C. Plaintiffs' Section 1983 Against Defendant in his Official Capacity
Count IV of Plaintiffs' Amended Complaint states claims brought pursuant to 42 U.S.C. § 1983. Plaintiffs' Amended Complaint does not specify whether these claims are brought against Defendant in his individual capacity, official capacity, or both. Section 1983 claims against a state official acting in his official capacity are barred by the Eleventh Amendment. See Will v. Mich. Dep't of State Police, 491 U.S. 58, 71 (1989). Plaintiffs concede that their claims brought pursuant to Section 1983 do not apply to Defendant in his official capacity. See Pl. Resp. [Doc. 11] at 8. Thus, insofar as Plaintiffs' Amended Complaint attempts to state a claim against Defendant in his official capacity, such claims are dismissed. Defendant concedes that, insofar as Plaintiffs have alleged constitutional violations by Defendant in his individual capacity, such claims are not barred by sovereign immunity.

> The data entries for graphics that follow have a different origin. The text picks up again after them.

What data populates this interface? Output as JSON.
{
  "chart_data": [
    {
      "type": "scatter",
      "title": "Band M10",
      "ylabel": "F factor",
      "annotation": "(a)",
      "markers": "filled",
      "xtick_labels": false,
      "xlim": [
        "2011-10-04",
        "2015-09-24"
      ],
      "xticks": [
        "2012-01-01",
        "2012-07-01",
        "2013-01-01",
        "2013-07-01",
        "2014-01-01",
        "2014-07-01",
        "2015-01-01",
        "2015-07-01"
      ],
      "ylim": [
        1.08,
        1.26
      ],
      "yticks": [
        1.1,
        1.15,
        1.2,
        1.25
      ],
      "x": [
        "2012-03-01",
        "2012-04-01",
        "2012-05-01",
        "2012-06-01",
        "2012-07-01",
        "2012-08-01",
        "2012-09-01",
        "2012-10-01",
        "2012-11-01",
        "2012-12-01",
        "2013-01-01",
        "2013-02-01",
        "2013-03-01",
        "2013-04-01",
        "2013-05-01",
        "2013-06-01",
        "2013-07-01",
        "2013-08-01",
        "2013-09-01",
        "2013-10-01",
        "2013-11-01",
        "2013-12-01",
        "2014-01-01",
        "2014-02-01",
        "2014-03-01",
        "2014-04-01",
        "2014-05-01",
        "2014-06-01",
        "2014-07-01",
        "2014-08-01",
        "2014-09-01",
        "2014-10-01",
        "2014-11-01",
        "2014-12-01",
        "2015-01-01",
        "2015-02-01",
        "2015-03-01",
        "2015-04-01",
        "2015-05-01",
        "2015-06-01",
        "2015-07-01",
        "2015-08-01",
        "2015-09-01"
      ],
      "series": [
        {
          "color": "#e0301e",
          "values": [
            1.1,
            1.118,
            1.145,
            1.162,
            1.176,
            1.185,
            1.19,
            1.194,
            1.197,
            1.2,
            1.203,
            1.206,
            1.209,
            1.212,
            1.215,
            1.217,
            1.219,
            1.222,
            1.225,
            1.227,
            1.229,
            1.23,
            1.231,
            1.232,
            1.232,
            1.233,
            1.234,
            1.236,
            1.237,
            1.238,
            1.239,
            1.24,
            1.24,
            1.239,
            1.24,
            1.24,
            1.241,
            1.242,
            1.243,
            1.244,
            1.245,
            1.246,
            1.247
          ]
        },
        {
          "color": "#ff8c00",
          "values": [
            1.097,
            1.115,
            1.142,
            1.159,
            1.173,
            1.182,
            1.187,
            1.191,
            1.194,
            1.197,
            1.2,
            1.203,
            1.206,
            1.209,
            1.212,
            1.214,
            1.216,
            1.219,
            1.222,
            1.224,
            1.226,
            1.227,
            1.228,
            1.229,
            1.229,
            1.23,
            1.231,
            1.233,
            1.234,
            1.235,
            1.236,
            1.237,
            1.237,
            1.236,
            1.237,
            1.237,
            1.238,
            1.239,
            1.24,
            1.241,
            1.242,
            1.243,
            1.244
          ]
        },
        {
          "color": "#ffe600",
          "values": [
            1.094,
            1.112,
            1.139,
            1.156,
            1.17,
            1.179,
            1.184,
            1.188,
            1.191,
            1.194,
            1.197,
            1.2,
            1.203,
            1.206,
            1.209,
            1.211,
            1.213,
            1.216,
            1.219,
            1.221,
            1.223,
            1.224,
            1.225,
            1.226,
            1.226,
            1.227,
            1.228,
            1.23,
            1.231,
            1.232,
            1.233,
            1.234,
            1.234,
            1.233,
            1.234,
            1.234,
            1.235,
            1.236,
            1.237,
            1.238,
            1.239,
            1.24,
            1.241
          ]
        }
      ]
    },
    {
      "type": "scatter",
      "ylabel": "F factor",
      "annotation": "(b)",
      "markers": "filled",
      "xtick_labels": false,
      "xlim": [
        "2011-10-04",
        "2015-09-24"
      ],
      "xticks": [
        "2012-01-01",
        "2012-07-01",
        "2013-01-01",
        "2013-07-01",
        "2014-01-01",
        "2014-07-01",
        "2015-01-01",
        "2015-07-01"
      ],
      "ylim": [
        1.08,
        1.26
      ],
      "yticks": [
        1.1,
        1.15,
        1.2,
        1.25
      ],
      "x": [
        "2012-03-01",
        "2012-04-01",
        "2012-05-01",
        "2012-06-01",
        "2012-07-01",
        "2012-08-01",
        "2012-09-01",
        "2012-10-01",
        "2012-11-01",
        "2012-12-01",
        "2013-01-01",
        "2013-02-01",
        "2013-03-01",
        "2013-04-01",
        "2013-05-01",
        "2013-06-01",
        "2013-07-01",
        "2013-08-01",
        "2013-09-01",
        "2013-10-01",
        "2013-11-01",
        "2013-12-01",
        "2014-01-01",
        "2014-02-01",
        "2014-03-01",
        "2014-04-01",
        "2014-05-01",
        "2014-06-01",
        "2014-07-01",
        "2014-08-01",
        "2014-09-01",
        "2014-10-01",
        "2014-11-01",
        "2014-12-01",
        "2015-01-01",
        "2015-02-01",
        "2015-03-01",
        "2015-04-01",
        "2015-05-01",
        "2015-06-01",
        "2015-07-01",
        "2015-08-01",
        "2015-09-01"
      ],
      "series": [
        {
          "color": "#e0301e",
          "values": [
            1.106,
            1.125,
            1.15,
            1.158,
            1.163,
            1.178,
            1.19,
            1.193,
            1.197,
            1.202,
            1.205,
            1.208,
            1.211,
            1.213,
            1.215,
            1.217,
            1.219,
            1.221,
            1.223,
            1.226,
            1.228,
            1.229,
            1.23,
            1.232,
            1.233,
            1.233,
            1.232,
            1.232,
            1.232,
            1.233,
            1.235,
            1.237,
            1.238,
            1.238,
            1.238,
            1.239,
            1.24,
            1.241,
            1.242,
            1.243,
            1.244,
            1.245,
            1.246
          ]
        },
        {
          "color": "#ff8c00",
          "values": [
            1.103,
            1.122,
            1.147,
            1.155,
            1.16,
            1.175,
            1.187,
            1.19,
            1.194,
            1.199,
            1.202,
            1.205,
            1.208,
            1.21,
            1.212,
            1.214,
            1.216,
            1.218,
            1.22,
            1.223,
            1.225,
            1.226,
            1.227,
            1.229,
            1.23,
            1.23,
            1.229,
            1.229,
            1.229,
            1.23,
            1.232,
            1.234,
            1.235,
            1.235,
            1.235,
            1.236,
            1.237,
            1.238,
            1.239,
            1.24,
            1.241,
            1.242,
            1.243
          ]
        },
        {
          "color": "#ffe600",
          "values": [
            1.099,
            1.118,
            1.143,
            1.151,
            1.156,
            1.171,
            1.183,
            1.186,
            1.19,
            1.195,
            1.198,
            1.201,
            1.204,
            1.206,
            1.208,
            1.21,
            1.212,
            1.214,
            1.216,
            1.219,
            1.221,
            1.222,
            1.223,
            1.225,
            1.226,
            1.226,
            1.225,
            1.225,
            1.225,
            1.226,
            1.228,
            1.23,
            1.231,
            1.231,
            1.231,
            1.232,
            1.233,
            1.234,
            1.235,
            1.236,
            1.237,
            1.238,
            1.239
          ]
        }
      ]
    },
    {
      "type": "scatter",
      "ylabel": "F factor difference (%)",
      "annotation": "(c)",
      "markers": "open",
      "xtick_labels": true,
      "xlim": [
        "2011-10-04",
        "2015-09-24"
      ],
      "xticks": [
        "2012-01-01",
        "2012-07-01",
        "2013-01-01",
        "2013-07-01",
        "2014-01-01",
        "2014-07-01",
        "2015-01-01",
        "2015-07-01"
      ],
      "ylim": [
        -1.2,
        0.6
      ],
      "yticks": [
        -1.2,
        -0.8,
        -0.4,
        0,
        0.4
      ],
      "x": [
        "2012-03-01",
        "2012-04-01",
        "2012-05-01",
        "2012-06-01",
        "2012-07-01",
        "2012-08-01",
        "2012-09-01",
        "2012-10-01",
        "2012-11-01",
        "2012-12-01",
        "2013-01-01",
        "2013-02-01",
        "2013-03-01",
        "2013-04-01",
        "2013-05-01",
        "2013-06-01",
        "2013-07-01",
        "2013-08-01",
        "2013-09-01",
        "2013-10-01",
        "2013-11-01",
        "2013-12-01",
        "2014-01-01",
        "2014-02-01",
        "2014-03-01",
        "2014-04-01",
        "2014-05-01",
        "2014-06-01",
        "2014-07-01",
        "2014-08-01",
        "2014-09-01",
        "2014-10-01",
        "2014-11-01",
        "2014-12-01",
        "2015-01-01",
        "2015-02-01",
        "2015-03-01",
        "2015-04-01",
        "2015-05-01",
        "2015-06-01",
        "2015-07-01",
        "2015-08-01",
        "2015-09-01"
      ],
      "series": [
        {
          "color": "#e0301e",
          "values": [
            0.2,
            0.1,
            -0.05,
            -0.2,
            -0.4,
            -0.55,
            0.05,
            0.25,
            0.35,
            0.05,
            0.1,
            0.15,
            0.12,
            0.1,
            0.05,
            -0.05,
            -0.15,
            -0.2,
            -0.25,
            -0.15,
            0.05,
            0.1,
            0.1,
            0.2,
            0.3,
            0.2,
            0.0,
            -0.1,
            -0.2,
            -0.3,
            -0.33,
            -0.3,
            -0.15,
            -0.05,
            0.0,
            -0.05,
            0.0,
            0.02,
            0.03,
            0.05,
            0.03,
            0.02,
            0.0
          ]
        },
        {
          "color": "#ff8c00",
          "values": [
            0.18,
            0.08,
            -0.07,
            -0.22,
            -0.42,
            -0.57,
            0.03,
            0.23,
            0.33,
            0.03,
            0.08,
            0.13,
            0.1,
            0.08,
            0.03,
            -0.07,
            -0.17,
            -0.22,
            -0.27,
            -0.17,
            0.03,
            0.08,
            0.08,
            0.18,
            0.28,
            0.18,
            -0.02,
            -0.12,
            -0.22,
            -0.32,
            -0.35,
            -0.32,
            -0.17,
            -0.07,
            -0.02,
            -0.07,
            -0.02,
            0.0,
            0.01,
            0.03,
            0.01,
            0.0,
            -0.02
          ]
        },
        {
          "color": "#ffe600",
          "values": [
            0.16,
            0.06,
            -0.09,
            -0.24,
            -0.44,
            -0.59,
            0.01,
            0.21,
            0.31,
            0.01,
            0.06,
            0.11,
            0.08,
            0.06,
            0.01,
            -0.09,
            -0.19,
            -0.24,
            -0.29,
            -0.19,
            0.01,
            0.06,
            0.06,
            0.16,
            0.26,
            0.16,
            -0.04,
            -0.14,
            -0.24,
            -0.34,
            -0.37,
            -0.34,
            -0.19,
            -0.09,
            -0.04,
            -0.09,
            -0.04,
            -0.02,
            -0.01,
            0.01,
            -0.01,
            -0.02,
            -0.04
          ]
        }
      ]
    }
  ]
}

See Defendant's Reply in Support of its Motion to Dismiss [Doc. 18] at 8. Thus, Section 1983 claims against Defendant in his individual capacity remain at this time.
CONCLUSION
IT IS THEREFORE ORDERED that Defendant's Motion to Dismiss is GRANTED. Count III of Plaintiffs' Amended Complaint is dismissed in its entirety, and Count IV of the Amended Complaint is dismissed to the extent that it states a claim against Defendant in his official capacity. All other Counts remain.